Keep it simple, stupid, or KISS, can be a vastly underestimated concept for those not yet familiar with basic design principles.

Maybe you've encountered a professor with information-dense slide decks, or maybe you know someone who sprinkles extraneous adverbs or unnecessarily complex vocabulary words when they speak. Or there's that tactical (not really) approach of disguising a fundamental lack of understanding with details upon details. So what does KISS look like?

I think one of the most important considerations to make when designing a product in compliance with KISS is cognitive load, which is better informally known as working memory. Products designed with complexity for complexity's sake only acts as a distraction, robbing valuable mental capacity that is a learner's limited working memory.
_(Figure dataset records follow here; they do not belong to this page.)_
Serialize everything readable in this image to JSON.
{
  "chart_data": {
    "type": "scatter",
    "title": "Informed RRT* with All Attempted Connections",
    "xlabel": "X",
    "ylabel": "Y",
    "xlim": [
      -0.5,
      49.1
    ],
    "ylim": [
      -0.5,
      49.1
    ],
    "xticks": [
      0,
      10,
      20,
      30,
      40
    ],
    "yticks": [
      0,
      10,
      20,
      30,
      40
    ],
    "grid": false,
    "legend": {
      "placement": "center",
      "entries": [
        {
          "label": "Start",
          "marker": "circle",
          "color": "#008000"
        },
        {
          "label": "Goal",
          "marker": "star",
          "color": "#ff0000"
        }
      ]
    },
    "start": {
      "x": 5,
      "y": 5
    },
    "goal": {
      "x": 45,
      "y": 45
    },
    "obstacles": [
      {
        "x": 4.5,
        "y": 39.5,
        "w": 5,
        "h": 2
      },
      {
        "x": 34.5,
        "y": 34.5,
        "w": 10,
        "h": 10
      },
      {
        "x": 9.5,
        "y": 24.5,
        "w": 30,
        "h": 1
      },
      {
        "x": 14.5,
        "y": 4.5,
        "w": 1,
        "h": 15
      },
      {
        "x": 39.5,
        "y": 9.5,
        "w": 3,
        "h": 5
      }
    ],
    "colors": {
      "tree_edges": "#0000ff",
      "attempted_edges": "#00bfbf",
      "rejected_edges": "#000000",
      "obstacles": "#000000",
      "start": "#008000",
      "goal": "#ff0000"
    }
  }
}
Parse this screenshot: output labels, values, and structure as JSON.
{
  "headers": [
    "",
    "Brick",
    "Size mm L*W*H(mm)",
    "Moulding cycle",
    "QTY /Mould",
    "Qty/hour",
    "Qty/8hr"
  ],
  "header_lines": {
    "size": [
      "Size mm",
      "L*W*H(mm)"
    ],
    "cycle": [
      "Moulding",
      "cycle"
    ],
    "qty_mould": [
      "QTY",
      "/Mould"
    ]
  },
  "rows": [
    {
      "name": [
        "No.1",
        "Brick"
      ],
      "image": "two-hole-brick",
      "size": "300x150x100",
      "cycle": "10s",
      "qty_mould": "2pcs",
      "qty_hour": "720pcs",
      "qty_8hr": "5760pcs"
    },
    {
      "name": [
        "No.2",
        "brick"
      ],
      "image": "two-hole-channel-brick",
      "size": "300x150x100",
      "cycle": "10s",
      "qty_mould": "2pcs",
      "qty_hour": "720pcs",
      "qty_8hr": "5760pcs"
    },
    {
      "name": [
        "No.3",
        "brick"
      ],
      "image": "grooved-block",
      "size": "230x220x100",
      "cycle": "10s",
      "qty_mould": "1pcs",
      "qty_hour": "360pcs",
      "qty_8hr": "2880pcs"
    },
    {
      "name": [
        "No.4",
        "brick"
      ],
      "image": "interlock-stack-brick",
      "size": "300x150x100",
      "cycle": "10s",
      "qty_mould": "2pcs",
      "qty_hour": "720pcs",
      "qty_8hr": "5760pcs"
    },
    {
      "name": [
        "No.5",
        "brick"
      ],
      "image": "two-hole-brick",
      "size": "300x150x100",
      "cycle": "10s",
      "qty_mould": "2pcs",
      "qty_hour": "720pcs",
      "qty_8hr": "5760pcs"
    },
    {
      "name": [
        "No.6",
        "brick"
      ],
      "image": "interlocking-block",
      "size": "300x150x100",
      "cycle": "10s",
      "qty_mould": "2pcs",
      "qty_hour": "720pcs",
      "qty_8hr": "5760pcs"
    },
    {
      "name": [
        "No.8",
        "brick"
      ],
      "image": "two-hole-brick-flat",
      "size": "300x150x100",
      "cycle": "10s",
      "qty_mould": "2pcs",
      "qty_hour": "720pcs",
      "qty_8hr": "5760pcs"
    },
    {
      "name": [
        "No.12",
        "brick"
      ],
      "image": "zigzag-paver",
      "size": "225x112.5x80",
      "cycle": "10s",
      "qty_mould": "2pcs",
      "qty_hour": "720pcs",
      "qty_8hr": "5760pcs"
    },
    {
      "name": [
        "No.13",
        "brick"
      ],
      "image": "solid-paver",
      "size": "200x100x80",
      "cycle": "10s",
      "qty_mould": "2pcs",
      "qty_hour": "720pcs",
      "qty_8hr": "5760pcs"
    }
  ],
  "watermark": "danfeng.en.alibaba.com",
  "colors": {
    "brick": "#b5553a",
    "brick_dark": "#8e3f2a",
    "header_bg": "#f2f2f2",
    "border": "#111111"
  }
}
Granted, there are those who possess a larger working memory compared to others, but that's why we must consider our audience. My high school chemistry teacher once said, "There are two teaching styles: one, to only address a limited set of general topics to accommodate a majority of learners, or two, to pursue a quick and comprehensive pace that maximizes the learning potential of the most capable."

I feel that the topic is a perennial debate, but today, we have the privilege of video, which is a more audience-agnostic educational format. I want to share an example that I think demonstrates KISS well: the YouTube channel Chubbyemu.

The narrator is an actual MD that presents real-life case studies. His video titles, presentation style, and storytelling are clear, concise, and straightforward. There are no special video or audio effects, and the frilliest props he uses are the multi-colored desk lamps he uses as a backdrop. Furthermore, he maximizes information accessibility by aligning his many, many (endearingly home-brewed) B-rolls with his lecture content. In other words, this means your ears and your eyes work together to absorb the same learning material.

Chubbyemu is a fantastic learning resource for learning pathophysiology, and I'm sure that any visual communications specialist can extol the amateur filmmaker-narrator Bernard for his lucid approach.